Re: [RFC] Filesystem error notifications proposal

Gabriel Krisman Bertazi <krisman@xxxxxxxxxxxxx> · Tue, 02 Feb 2021 15:51:55 -0500

Amir Goldstein <amir73il@xxxxxxxxx> writes:

>> I see.  But the visibility is of a watcher who can see an object, not
>> the application that caused the error.  The fact that the error happened
>> outside the context of the containerized process should not be a problem
>> here, right?  As long as the watcher is watching a mountpoint that can
>> reach the failed inode, that inode should be accessible to the watcher
>> and it should receive a notification. No?
>>
>
> No, because the mount/path is usually not available in file system
> internal context. Even in vfs, many operations have no mnt context,
> which is the reason that some fanotify event types are available for
> FAN_MARK_FILESYSTEM and not for FAN_MARK_MOUNT.
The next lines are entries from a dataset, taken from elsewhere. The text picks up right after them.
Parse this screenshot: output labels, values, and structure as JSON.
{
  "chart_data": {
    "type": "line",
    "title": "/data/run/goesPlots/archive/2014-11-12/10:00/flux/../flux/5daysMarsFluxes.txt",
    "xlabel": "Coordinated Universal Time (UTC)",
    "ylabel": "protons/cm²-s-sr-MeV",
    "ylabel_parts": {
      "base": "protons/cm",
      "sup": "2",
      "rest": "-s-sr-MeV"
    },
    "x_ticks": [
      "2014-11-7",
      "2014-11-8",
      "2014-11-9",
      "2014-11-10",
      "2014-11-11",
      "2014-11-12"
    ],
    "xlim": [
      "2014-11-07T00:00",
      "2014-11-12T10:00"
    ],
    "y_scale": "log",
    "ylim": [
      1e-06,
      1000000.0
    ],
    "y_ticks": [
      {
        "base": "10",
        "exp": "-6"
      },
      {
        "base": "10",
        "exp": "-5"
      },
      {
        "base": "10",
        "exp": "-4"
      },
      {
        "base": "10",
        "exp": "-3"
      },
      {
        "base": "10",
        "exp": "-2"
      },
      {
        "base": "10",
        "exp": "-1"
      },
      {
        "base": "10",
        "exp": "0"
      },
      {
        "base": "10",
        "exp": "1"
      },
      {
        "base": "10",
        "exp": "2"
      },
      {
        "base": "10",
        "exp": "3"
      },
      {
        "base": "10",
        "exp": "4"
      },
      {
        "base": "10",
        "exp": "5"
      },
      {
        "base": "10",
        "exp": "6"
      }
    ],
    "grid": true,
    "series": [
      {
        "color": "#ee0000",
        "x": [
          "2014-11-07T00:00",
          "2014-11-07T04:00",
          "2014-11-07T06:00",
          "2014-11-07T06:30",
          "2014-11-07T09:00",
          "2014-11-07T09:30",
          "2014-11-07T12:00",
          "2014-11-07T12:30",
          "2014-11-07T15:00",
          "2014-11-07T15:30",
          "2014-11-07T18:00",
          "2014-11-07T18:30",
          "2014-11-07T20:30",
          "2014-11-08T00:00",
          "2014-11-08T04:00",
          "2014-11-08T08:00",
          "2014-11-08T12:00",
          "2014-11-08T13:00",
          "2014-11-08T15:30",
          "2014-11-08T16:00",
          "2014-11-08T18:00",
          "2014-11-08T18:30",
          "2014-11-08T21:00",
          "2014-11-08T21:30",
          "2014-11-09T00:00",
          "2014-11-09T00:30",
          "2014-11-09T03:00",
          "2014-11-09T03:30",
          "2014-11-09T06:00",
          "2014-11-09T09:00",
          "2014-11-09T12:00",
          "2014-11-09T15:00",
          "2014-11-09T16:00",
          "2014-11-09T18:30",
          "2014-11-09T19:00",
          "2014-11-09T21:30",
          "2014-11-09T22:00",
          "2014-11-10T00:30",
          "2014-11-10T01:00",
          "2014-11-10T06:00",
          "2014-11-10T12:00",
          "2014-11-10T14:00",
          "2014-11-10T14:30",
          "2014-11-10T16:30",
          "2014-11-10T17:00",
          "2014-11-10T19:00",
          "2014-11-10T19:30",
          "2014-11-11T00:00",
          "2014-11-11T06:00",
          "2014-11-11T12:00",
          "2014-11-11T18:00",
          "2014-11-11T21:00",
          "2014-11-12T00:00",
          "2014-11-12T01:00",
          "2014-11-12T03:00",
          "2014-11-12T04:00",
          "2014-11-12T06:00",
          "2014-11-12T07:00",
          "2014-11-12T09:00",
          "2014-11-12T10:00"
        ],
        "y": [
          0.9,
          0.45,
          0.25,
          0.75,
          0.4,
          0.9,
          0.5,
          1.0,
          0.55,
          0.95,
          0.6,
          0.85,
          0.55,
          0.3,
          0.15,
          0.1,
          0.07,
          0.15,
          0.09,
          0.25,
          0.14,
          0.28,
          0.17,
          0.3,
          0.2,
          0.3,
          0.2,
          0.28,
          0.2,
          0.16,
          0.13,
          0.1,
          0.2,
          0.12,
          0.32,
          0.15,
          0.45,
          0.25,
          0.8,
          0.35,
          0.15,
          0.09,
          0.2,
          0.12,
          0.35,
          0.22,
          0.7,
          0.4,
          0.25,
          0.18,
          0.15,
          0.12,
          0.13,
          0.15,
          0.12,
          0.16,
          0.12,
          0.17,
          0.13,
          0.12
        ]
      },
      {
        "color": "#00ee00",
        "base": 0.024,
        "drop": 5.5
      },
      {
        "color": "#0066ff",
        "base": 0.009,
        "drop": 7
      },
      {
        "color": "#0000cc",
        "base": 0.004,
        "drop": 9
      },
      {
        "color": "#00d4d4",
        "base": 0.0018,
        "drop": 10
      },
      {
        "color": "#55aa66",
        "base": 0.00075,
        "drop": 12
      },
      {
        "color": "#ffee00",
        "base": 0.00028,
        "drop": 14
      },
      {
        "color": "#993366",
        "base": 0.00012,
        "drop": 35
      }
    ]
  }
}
Hi Amir, thanks for the explanation.

> I understand the use case of monitoring a fleet of machines to know
> when some machine in the fleet has a corruption.
> I don't understand why the monitoring messages need to carry all the
> debugging info of that corruption.
>
> For corruption detection use case, it seems more logical to configure
> machines in the fleet to errors=remount-ro and then you'd only ever
> need to signal that a corruption was detected on a filesystem and the
> monitoring agent can access that machine to get more debugging
> info from dmesg or from filesystem recorded first/last error.

The main use-case, as Ted mentioned, is corruption detection in a bunch
of machines and, while allowing them to continue to operate if possible,
schedule the execution of repair tasks and/or data rebuilding of
specific files.  In fact, you are right, we don't need to provide enough
debug information, but the ext4 message, for instance would be
useful. This is more similar to my previous RFC at
https://lwn.net/Articles/839310/

There are other use cases requiring us to provide some more information, in
particular the place where the error was raised in the code and the type
of error, for pattern analysis. So just reporting corruption via sysfs,
for instance, wouldn't suffice.

> You may be able to avoid allocation in fanotify if a group keeps
> a pre-allocated "emergency" event, but you won't be able to
> avoid taking locks in fanotify. Even fsnotify takes srcu_read_lock
> and spin_lock in some cases, so you'd have to be carefull with the
> context you call fsnotify from.
>
> If you agree with my observation that filesystem can abort itself
> on corruption and keep the details internally, then the notification
> of a corrupted state can always be made from a safe context
> sometime after the corruption was detected, regardless of the
> context in which ext4_error() was called.
>
> IOW, if the real world use cases you have are reporting
> writeback errors and signalling that the filesystem entered a corrupted
> state, then fanotify might be the right tool for the job and you should
> have no need for variable size detailed event info.
> If you want a netoops equivalent reporting infrastructure, then
> you should probably use a different tool.

The main reason I was looking at fanotify was the ability to watch
different mountpoints and objects without watching the entire
filesystem.  This was a requirement raised against my previous
submission linked above, which provided only a mechanism based on
watch_queue to watch the entire filesystem.  If we agree to no longer
watch specific subtrees, I think it makes sense to revert to the
previous proposal, and drop fanotify all together for this use case.

-- 
Gabriel Krisman Bertazi